Daniel’s brother, Ed, because I do not have a picture of Daniel

Never should one ask, if not prepared for truth, to go back. Bliss simply does not tolerate the answer or the journey. Convenient memory is a sweeter comfort than truth. But urged to do so either by some latent curiosity or just by friendly encouragement, I picked up the phone to inquire about Daniel. His life, long lost to me except in deep, submerged impressions and memories now risen, the time had come for me to know what happened to my friend. Is he still living? What happened to him during our long separation? Will anyone remember him as I did?  

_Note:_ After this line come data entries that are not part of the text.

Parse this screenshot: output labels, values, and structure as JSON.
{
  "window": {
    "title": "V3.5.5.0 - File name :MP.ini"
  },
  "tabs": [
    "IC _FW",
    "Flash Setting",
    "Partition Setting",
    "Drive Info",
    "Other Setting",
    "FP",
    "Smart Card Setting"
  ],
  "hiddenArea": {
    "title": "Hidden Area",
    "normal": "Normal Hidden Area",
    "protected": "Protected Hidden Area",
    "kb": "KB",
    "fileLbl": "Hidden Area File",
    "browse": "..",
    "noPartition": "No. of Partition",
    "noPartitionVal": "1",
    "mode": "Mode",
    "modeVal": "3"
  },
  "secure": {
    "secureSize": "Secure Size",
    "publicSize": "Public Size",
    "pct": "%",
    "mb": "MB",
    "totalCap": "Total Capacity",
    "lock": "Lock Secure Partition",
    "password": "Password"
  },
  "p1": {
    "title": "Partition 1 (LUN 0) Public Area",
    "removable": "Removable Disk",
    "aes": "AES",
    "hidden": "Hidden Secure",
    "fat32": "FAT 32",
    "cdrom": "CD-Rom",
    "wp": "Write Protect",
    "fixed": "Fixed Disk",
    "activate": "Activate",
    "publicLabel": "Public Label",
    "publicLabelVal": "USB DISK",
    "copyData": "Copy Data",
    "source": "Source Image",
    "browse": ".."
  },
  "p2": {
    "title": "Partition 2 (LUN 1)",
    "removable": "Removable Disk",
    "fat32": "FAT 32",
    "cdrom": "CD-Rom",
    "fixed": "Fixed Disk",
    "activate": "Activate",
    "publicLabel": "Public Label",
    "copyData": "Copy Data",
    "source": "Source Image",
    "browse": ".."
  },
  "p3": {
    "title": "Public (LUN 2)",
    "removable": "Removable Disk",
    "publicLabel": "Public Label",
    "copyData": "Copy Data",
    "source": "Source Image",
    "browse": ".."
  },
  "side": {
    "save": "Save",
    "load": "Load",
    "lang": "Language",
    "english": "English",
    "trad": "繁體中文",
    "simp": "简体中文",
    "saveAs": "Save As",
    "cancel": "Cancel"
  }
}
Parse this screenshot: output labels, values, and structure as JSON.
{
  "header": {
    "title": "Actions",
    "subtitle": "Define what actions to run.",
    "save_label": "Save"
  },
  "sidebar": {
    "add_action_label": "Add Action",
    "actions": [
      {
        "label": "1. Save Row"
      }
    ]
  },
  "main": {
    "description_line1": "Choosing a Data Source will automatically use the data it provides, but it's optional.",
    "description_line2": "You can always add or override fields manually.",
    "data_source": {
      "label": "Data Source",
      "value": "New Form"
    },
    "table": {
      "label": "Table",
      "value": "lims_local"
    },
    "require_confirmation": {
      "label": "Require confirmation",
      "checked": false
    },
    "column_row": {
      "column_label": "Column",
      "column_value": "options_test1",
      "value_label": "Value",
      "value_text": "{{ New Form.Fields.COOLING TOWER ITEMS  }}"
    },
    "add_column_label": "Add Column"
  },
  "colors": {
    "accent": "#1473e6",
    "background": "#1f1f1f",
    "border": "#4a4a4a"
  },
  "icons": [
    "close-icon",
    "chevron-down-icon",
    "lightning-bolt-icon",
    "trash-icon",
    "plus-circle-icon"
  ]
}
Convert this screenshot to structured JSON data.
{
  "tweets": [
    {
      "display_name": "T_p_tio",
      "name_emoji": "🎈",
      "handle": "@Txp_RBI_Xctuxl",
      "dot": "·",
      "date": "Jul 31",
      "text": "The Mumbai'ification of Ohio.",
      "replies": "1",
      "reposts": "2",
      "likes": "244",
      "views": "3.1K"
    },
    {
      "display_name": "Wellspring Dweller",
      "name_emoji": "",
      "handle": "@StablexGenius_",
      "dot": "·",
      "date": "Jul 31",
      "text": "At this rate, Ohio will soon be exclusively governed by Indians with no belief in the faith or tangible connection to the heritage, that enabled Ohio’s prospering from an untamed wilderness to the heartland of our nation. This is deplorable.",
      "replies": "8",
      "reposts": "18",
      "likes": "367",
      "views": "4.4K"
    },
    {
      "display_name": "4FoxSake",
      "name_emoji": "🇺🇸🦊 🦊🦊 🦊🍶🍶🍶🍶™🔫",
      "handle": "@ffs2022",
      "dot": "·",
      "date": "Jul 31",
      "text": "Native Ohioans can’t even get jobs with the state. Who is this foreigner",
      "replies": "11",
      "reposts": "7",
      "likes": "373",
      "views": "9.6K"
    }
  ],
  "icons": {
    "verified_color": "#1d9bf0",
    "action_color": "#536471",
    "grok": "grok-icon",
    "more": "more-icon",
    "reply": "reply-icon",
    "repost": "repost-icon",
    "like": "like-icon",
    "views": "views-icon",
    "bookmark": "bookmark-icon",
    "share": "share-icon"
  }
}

My initial inquiry told me I would have to dig deeper into the archives. It told me the end of this story would take time and careful questioning if Daniel’s life measured or deserved equal weight with the purity of feeling within my heart.  

I have often thought of Daniel and me as kindred souls, two lives passing through circumstance, friends before any preconception interfered with perception. Nothing in life has happened since to dissuade me from the bond we formed. No matter what my inquiry finds, my hope is nothing will. But then, there is always an unknown and even when I say life separated us, I admit I am simply not a particularly good friend. 

I do not know what I will find. Some initial sketches suggest a hard outcome, a side of Daniel I witnessed one day when his anger erupted. But don’t the quiet ones often explode under pressure? Daniel’s gentle nature permeates my memory. 

Going back risks pain. But pain is the great truth-teller, the means by which we discover our true self, bare before God, admitting that self to God, recognizing Him and asking forgiveness.  

No one seeks irrelevance. History is motivated by our reaction, unwitting and intentional, to any attempt to render us so. Going back to my early time with Daniel risks discovering how he reacted, and worse, the truth Daniel’s life may not measure well against my good feeling.  

Isn’t irrelevance as simple as asking, “How are you?” and not meaning it? Doesn’t irrelevance inform us all is not well? And though Daniel lived under no delusion—I did. Going back, for me at least, is an attempt to affirm his life. Maybe my good feeling and realization is affirmation enough. 

I cannot be disingenuous. Though I know Daniel has departed this life and, minus any detail I shall discover, I know his life was harsh by his own hand and by the hands of others. In truth, embedded in my good feeling and memory and during my time with him, I knew within my recesses, his life would not live well. 

But I am going back. I want to know, not what I already know, but what remains for truth and Daniel to teach me, to lay bare before God any self-deception left. 

I’ll let you know. 

“Those who have ears to hear, let them hear” (Mathew 11:15, NKJV).